Il n’y avait qu’un seul moyen de le savoir.

— Restez ici, dit Lawrence. Je vais avancer avec Glisseur I. Prévenez-moi quand je serai exactement au centre de cette tache.

— Pensez-vous que ce soit dangereux ?

— C’est peu probable. Mais il n’est pas nécessaire que nous prenions tous les deux un risque en même temps.

Très lentement, Glisseur I se rapprocha du point énigmatique – qui était invisible pour l’œil mais parfaitement net sur l’écran.

— Un peu sur la gauche, s’écria Tom. Encore quelques mètres. Vous y êtes presque… Voilà, vous y êtes…

Lawrence regarda la poussière grise sur laquelle flottait son esquif. A première vue, elle était exactement la même que partout ailleurs. Mais, quand il regarda plus attentivement, il vit quelque chose qui lui donna la chair de poule.

Son examen se fit plus attentif encore. La poussière semblait un mélange extraordinairement fin de poivre et de sel. Et, où il était, cela « bougeait. La surface de la mer semblait ramper vers lui très lentement, comme si elle avait été poussée par un vent invisible.

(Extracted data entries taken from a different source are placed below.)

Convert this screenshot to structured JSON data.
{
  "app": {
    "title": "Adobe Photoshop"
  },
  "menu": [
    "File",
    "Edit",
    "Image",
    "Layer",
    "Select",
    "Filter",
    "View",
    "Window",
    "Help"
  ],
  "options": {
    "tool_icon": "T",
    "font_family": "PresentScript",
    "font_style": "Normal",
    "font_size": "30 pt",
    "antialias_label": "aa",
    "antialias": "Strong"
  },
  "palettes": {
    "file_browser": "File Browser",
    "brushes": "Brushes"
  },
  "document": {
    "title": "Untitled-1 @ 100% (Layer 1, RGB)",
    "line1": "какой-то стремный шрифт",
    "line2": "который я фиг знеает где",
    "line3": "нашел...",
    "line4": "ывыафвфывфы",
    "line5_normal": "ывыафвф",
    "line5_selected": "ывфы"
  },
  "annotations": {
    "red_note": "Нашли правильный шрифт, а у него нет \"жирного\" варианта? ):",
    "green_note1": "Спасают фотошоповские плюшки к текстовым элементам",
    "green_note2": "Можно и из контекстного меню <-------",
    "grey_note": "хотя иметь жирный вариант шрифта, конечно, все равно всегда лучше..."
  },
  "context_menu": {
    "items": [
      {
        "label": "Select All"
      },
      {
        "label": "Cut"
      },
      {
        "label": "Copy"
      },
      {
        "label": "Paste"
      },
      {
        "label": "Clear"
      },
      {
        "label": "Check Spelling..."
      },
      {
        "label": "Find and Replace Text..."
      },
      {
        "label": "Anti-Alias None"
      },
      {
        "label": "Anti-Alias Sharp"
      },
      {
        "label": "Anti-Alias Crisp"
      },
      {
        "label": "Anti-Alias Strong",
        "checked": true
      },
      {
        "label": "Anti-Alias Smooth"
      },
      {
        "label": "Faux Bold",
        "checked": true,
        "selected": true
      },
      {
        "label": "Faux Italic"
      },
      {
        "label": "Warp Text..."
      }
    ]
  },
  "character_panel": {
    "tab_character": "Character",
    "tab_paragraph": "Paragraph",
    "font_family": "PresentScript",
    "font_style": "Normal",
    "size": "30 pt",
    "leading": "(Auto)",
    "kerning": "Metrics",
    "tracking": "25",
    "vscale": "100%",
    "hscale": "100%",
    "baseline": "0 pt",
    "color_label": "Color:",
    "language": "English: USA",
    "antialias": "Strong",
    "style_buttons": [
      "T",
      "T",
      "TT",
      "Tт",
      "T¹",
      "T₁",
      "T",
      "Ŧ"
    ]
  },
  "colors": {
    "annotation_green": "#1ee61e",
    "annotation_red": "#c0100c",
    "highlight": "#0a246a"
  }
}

Cela ne plut pas du tout à Lawrence.

Sur la Lune, on apprend à se méfier de tout ce qui est anormal et inexpliqué. C’est généralement le signe que quelque chose ne va pas – on pourrait bientôt ne pas aller. Cette poussière qui rampait lentement était à la fois étrange et troublante. Si un bateau avait déjà sombré à cet endroit-là, un esquif aussi petit qu’un « glisseur » pouvait se trouver dans un danger plus grand encore.

— Il vaut mieux vous éloigner, conseilla-t-il à Lawson. Il se passe ici quelque chose de bizarre, que je ne comprends pas.

Avec précision, il décrivit le phénomène à l’astronome. Celui-ci y réfléchit et répondit presque aussitôt :

— Vous dites que cela ressemble à un courant dans la poussière… Et c’est bien cela… Nous savons déjà qu’il y a une source de chaleur à cet endroit… Elle doit être assez forte pour provoquer un courant de convection.

— Qu’est-ce qui pourrait faire cela ? Ce ne peut pas être le Séléné.

Il se sentit envahi par la déception… Ils continuaient à errer comme des chasseurs perdus dans la nuit, à la poursuite d’un gibier introuvable. Et dès le début, il avait bien pensé qu’il en serait ainsi. Peut-être s’agissait-il de quelque poche radioactive… Ou d’une fuite de gaz chauds libérés par le séisme… Ou de tout autre cause de ce genre qui, enregistrée par leur appareil, les avait amenés jusqu’en cet endroit désolé.

Plus vite ils en partiraient et mieux cela vaudrait, car l’endroit pouvait être encore dangereux.

— Une minute, dit Lawson. Un bateau avec ses machines et vingt-deux passagers, cela doit produire une bonne quantité de chaleur. Trois ou quatre kilowatts au moins. Si cette poussière est en équilibre, cela doit être suffisant pour provoquer un courant de particules dans son sein.